Charlotte Cowdrey Brown papers

Creator:
Charlotte Cowdrey Brown, 1872-1941
Date [inclusive]:
1894-1898
Languages:
English
Physical Description:
.05 cubic feet (1 folder)
Access:

Open without restrictions.

Call Number:
M-0027
Control Number:
13804725
Abstract:

Student notes, a “class history,” patient histories, newspaper clippings, reprints of medical articles, a certificate from the Society for Instruction in First Aid in the Injured, a blank death certificate and nursing supplies list, printed illustrations and photographs created or collected by Charlotte Cowdrey Brown while attending the Presbyterian Hospital Training School for Nurses. 

Cite as:
Charlotte Cowdrey Brown Papers, Archives & Special Collections, Columbia University Health Sciences Library
Historical/Biographical Note:

Charlotte Cowdrey was born in 1872 and graduated from the Presbyterian Hospital Training School for Nurses (now the Columbia University School of Nursing) in 1897.  The following year she married Dr.
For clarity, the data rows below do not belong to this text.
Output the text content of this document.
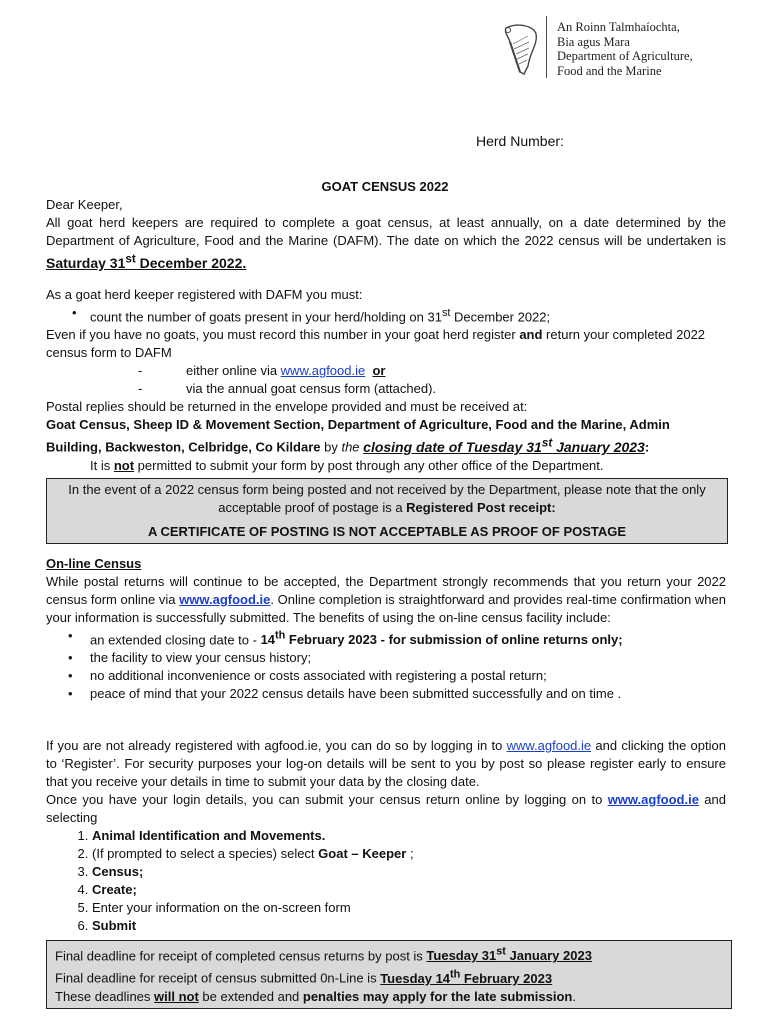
An Roinn Talmhaíochta,
Bia agus Mara
Department of Agriculture,
Food and the Marine
Herd Number:
GOAT CENSUS 2022

Dear Keeper,

All goat herd keepers are required to complete a goat census, at least annually, on a date determined by the Department of Agriculture, Food and the Marine (DAFM). The date on which the 2022 census will be undertaken is Saturday 31st December 2022.

As a goat herd keeper registered with DAFM you must:

• count the number of goats present in your herd/holding on 31st December 2022;

Even if you have no goats, you must record this number in your goat herd register and return your completed 2022 census form to DAFM

-	either online via www.agfood.ie or
-	via the annual goat census form (attached).

Postal replies should be returned in the envelope provided and must be received at:

Goat Census, Sheep ID & Movement Section, Department of Agriculture, Food and the Marine, Admin Building, Backweston, Celbridge, Co Kildare by the closing date of Tuesday 31st January 2023:

It is not permitted to submit your form by post through any other office of the Department.

In the event of a 2022 census form being posted and not received by the Department, please note that the only acceptable proof of postage is a Registered Post receipt:

A CERTIFICATE OF POSTING IS NOT ACCEPTABLE AS PROOF OF POSTAGE

On-line Census

While postal returns will continue to be accepted, the Department strongly recommends that you return your 2022 census form online via www.agfood.ie. Online completion is straightforward and provides real-time confirmation when your information is successfully submitted. The benefits of using the on-line census facility include:

• an extended closing date to - 14th February 2023 - for submission of online returns only;
• the facility to view your census history;
• no additional inconvenience or costs associated with registering a postal return;
• peace of mind that your 2022 census details have been submitted successfully and on time .

If you are not already registered with agfood.ie, you can do so by logging in to www.agfood.ie and clicking the option to ‘Register’. For security purposes your log-on details will be sent to you by post so please register early to ensure that you receive your details in time to submit your data by the closing date.

Once you have your login details, you can submit your census return online by logging on to www.agfood.ie and selecting

1. Animal Identification and Movements.
2. (If prompted to select a species) select Goat – Keeper ;
3. Census;
4. Create;
5. Enter your information on the on-screen form
6. Submit

Final deadline for receipt of completed census returns by post is Tuesday 31st January 2023

Final deadline for receipt of census submitted 0n-Line is Tuesday 14th February 2023

These deadlines will not be extended and penalties may apply for the late submission.
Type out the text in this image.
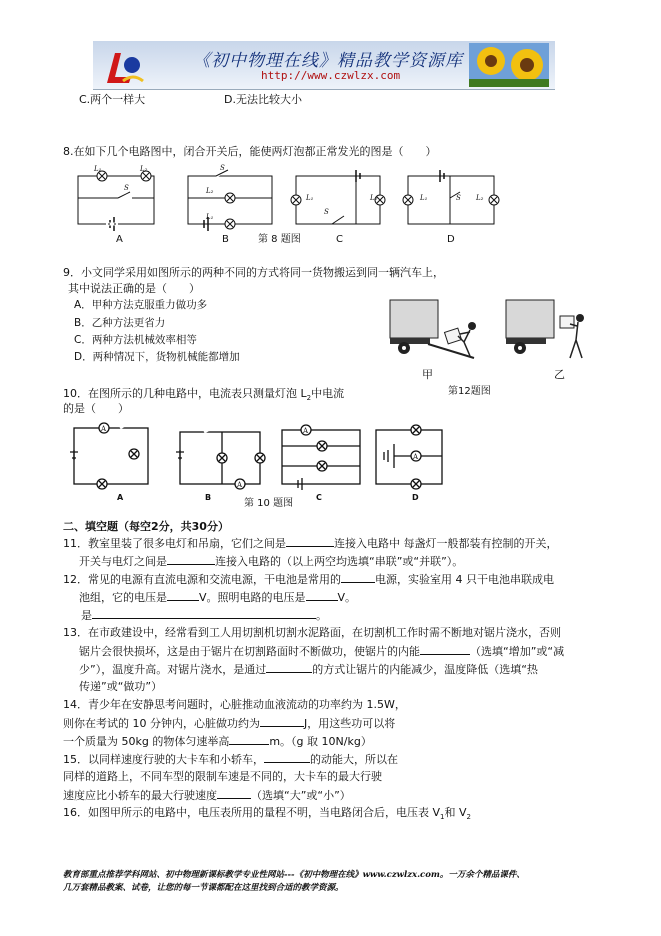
《初中物理在线》精品教学资源库
http://www.czwlzx.com
C.两个一样大	D.无法比较大小
8.在如下几个电路图中，闭合开关后，能使两灯泡都正常发光的图是（　　）
L₁	L₂
S
S
L₂
L₁
L₁	L₂
S
L₁	S L₂
A	B	C	D
第 8 题图
9．小文同学采用如图所示的两种不同的方式将同一货物搬运到同一辆汽车上，
其中说法正确的是（　　）
A．甲种方法克服重力做功多
B．乙种方法更省力
C．两种方法机械效率相等
D．两种情况下，货物机械能都增加
甲
第12题图
乙
10．在图所示的几种电路中，电流表只测量灯泡 $L_2$中电流
的是（　　）
A
A
A
A
A	B	C	D
第 10 题图
二、填空题（每空2分，共30分）
11．教室里装了很多电灯和吊扇，它们之间是	连接入电路中 每盏灯一般都装有控制的开关，
开关与电灯之间是	连接入电路的（以上两空均选填“串联”或“并联”）。
12．常见的电源有直流电源和交流电源，干电池是常用的	电源，实验室用 4 只干电池串联成电
池组，它的电压是	V。照明电路的电压是	V。
是	。
13．在市政建设中，经常看到工人用切割机切割水泥路面，在切割机工作时需不断地对锯片浇水，否则
锯片会很快损坏，这是由于锯片在切割路面时不断做功，使锯片的内能	（选填“增加”或“减
少”），温度升高。对锯片浇水，是通过	的方式让锯片的内能减少，温度降低（选填“热
传递”或“做功”）
14．青少年在安静思考问题时，心脏推动血液流动的功率约为 1.5W，
则你在考试的 10 分钟内，心脏做功约为	J，用这些功可以将
一个质量为 50kg 的物体匀速举高	m。（g 取 10N/kg）
15．以同样速度行驶的大卡车和小轿车，	的动能大，所以在
同样的道路上，不同车型的限制车速是不同的，大卡车的最大行驶
速度应比小轿车的最大行驶速度	（选填“大”或“小”）
16．如图甲所示的电路中，电压表所用的量程不明，当电路闭合后，电压表 $V_1$和 $V_2$
教育部重点推荐学科网站、初中物理新课标教学专业性网站---《初中物理在线》www.czwlzx.com。一万余个精品课件、
几万套精品教案、试卷，让您的每一节课都配在这里找到合适的教学资源。
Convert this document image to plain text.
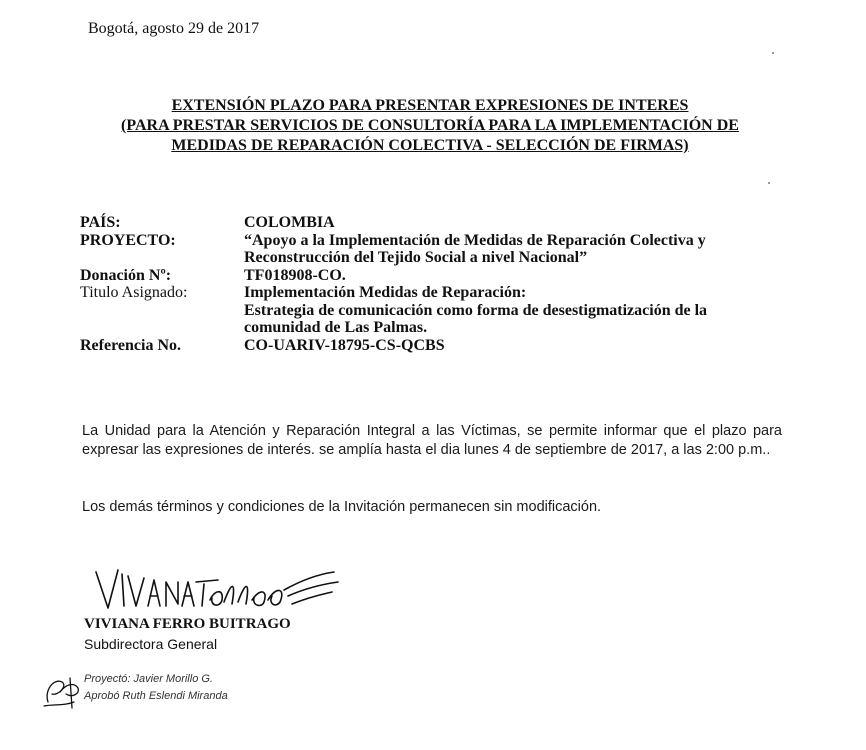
Bogotá, agosto 29 de 2017
EXTENSIÓN PLAZO PARA PRESENTAR EXPRESIONES DE INTERES
(PARA PRESTAR SERVICIOS DE CONSULTORÍA PARA LA IMPLEMENTACIÓN DE
MEDIDAS DE REPARACIÓN COLECTIVA - SELECCIÓN DE FIRMAS)
PAÍS:	COLOMBIA
PROYECTO:	“Apoyo a la Implementación de Medidas de Reparación Colectiva y
Reconstrucción del Tejido Social a nivel Nacional”
Donación Nº:	TF018908-CO.
Titulo Asignado:	Implementación Medidas de Reparación:
Estrategia de comunicación como forma de desestigmatización de la
comunidad de Las Palmas.
Referencia No.	CO-UARIV-18795-CS-QCBS
La Unidad para la Atención y Reparación Integral a las Víctimas, se permite informar que el plazo para expresar las expresiones de interés. se amplía hasta el dia lunes 4 de septiembre de 2017, a las 2:00 p.m..
Los demás términos y condiciones de la Invitación permanecen sin modificación.
VIVIANA FERRO BUITRAGO
Subdirectora General
Proyectó: Javier Morillo G.
Aprobó Ruth Eslendi Miranda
Samuel A. Brown (M.D., New York University, 1894) and left the nursing field.  She was the author of Gardens to Color and Individual Gardens (New York: Knickerbocker Press, 1917) and The New Jersey Browns – Allied Families (Milwaukee, WI, 1931), a genealogical work. She died in March 1941 in New York City.

Location:
Miscellaneous Manuscripts, Box 7, folder 8
Scope and Content:

Student notes, a “class history,” patient histories, newspaper clippings, reprints of medical articles, a certificate from the Society for Instruction in First Aid in the Injured, a blank death certificate and nursing supplies list, printed illustrations and photographs created or collected by Charlotte Cowdrey Brown while attending the Presbyterian Hospital Training School for Nurses.  Most of the printed illustrations were published in the hospital’s annual reports and then cut out and annotated by Brown. There is also a photograph of her in her student nurse’s uniform as well as a group photograph, probably of fellow members of the class of 1897. Included in the class notes are post-mortem portraits of three deceased individuals with written commentary about visiting the morgue. Among the more unusual items is an 1896 solicitation from a W. P. Seeley of San Antonio, Texas offering to sell to Bellevue Hospital “live Rattlesnakes, Tarantulas, Centipedes and Horned Toads.” He assures the hospital that “they never fail to attract a crowd.”

These items all may have been originally part of a scrapbook that has since been disbound.

Provenance:

Gift of her granddaughter, Susan Rose, 2019 (accession #2019.007).